Experten rechnen aber damit, dass die Erholung des Aussenhandels nur kurzfristig sein könnte. China dürfte demnach an seiner strikten Null-Covid-Politik festhalten, die der Wirtschaft des Landes bereits schweren Schaden zugefügt hatte.
3. Putin ist ihm peinlich
Offiziell fällt Peking Moskau nicht in den Rücken. Den westlichen Sanktionen gegen Russland hat sich China nicht angeschlossen.
Doch hinter den Kulissen sieht es offenbar anders aus. So sind bisher weder mögliche Waffenlieferungen erfolgt, noch laufen die Wirtschaftsbeziehungen normal weiter. Wie die «Washington Post» berichtet, haben chinesische Tech-Firmen keinen Bock mehr auf Handel mit Russland. Entsprechend sind die Exporte etwa bei Laptops, Smartphones und Ausrüstung für Netzwerke dramatisch eingebrochen. Russland von moderner Technik abzuschneiden, war ein Ziel der westlichen Sanktionen.

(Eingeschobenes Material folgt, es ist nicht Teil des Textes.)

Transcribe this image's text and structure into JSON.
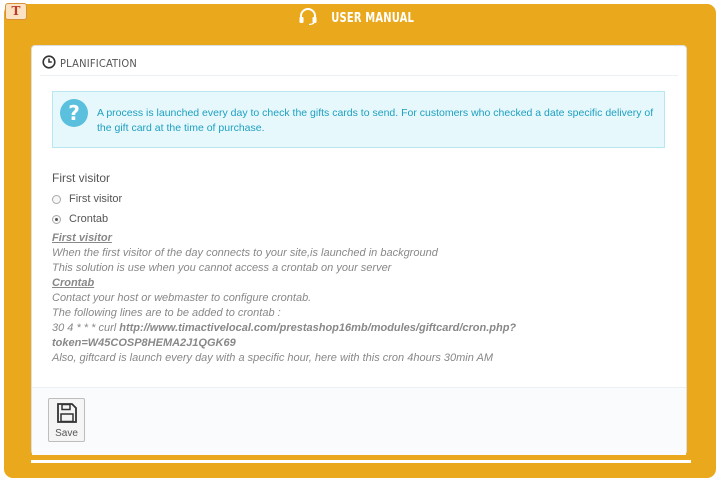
{
  "header": {
    "title": "USER MANUAL",
    "icon": "headset-icon",
    "corner_logo": "T"
  },
  "panel": {
    "heading": "PLANIFICATION",
    "alert": {
      "text": "A process is launched every day to check the gifts cards to send. For customers who checked a date specific delivery of the gift card at the time of purchase."
    },
    "field_label": "First visitor",
    "options": [
      {
        "label": "First visitor",
        "checked": false
      },
      {
        "label": "Crontab",
        "checked": true
      }
    ],
    "help": {
      "first_visitor_title": "First visitor",
      "first_visitor_line1": "When the first visitor of the day connects to your site,is launched in background",
      "first_visitor_line2": "This solution is use when you cannot access a crontab on your server",
      "crontab_title": "Crontab",
      "crontab_line1": "Contact your host or webmaster to configure crontab.",
      "crontab_line2": "The following lines are to be added to crontab :",
      "cron_prefix": "30 4 * * * curl ",
      "cron_url": "http://www.timactivelocal.com/prestashop16mb/modules/giftcard/cron.php?",
      "cron_token": "token=W45COSP8HEMA2J1QGK69",
      "crontab_line3": "Also, giftcard is launch every day with a specific hour, here with this cron 4hours 30min AM"
    },
    "save_label": "Save"
  },
  "colors": {
    "accent": "#eaa91d",
    "info": "#5bc0de",
    "info_text": "#1e9fc0"
  }
}
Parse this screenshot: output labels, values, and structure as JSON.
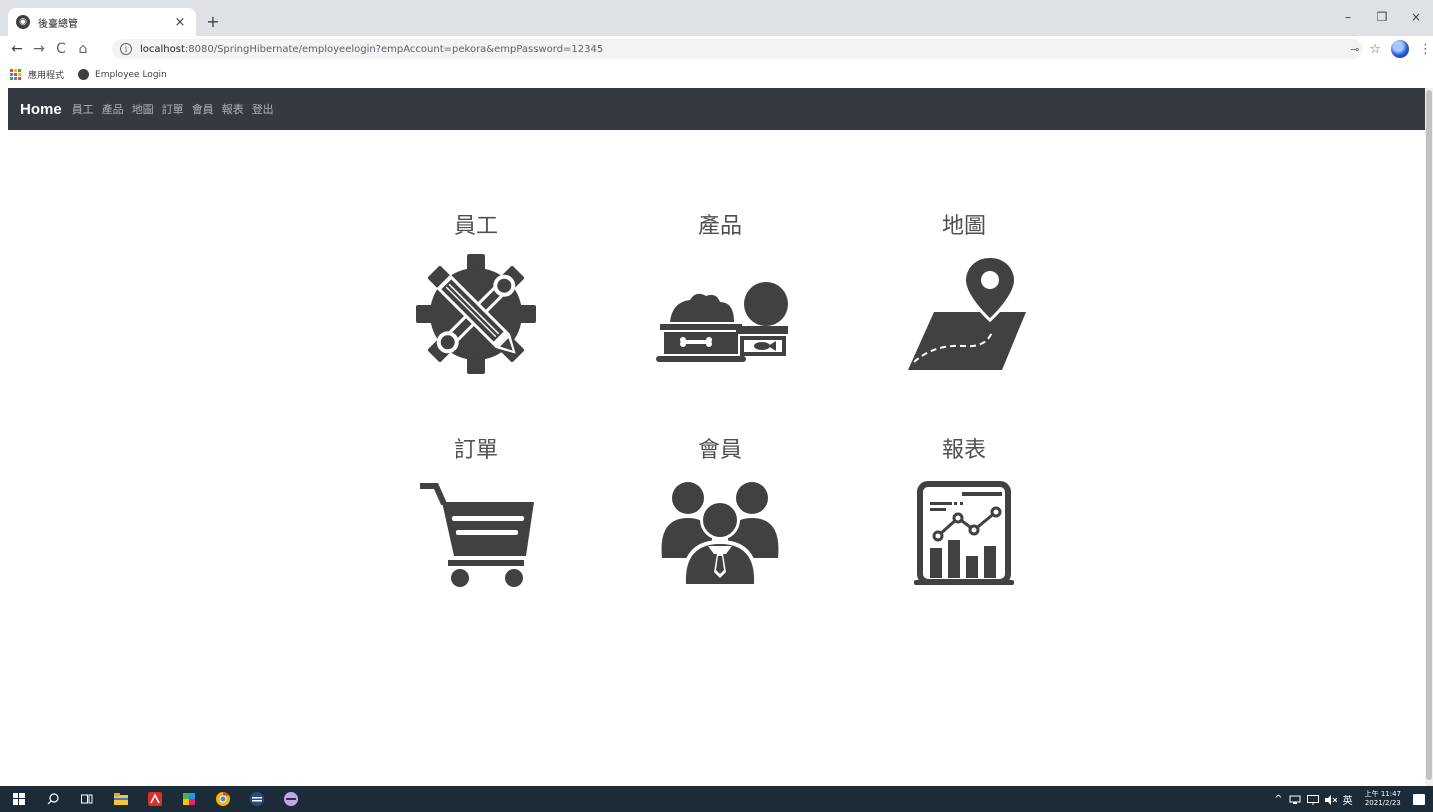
{
  "browser": {
    "tab_title": "後臺總管",
    "tab_close": "×",
    "new_tab": "+",
    "window_minimize": "–",
    "window_restore": "❐",
    "window_close": "×",
    "nav_back": "←",
    "nav_forward": "→",
    "nav_reload": "C",
    "nav_home": "⌂",
    "url_info": "i",
    "url_host": "localhost",
    "url_rest": ":8080/SpringHibernate/employeelogin?empAccount=pekora&empPassword=12345",
    "key_glyph": "⊸",
    "star_glyph": "☆",
    "menu_glyph": "⋮",
    "bookmarks": {
      "apps_label": "應用程式",
      "item_label": "Employee Login"
    }
  },
  "navbar": {
    "brand": "Home",
    "links": [
      "員工",
      "產品",
      "地圖",
      "訂單",
      "會員",
      "報表",
      "登出"
    ]
  },
  "tiles": [
    {
      "label": "員工",
      "icon": "gear-tools-icon"
    },
    {
      "label": "產品",
      "icon": "pet-bowls-icon"
    },
    {
      "label": "地圖",
      "icon": "map-pin-icon"
    },
    {
      "label": "訂單",
      "icon": "shopping-cart-icon"
    },
    {
      "label": "會員",
      "icon": "people-group-icon"
    },
    {
      "label": "報表",
      "icon": "chart-report-icon"
    }
  ],
  "taskbar": {
    "tray_lang": "英",
    "tray_time": "上午 11:47",
    "tray_date": "2021/2/23",
    "tray_caret": "^"
  },
  "colors": {
    "navbar_bg": "#343a40",
    "icon_fill": "#414141",
    "tile_label": "#505050",
    "taskbar_bg": "#1b2b38"
  }
}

Der britische Verteidigungsminister verriet, dass Xi Jinping zunehmend «peinlich berührt» von Putins Verhalten und der miserablen Kriegsführung ist. «Die Beziehung zwischen Russland und China ist seit den Neunzigern gewachsen, davon lässt man nicht schnell ab. Aber man sieht in Sachen Ukraine eine Anpassung», beobachtet Asien-Expertin Maduz. Mittlerweile dürfe man in China auch von «Krieg» sprechen.
In einer Videokonferenz mit seinem Aussenminister Sergei Lawrow (72) soll Putin sich «mehrmals abfällig und obszön» über Ji Xinping geäussert haben. Nach dem Frust über China habe sich Putin auch direkt an Lawrow gewandt und diesen für das Scheitern der Gespräche mit China verantwortlich gemacht, wie der Telegram-Kanal «General SVR» berichtet.
Wie gefährlich werden die Krisen Xi Jinping?
Der chinesische Staatspräsident sitzt grundsätzlich fest im Sattel. Seit 2013 ist er Parteichef, Staatschef und Armeechef. «Seine Macht hat er kontinuierlich ausgebaut und zentralisiert», sagt Linda Madzu. «Aber das Potenzial für Widerstand wächst. Die Gefahr besteht allerdings weniger auf der Strasse als eher in der eigenen Partei.»
Für die Legitimität von Xi Jinping ist der Umgang mit der Corona-Situation derzeit das dringlichste Problem. Denn dort ist am deutlichsten sichtbar: Es geht auch anders. Geht es nach der WHO, dann beendet China endlich die Null-Covid-Politik. Ende Mai hatte WHO-Notfalldirektor Michael Ryan (57) mit Blick auf Chinas Corona-Strategie gesagt, es sei Zeit für einen Neustart.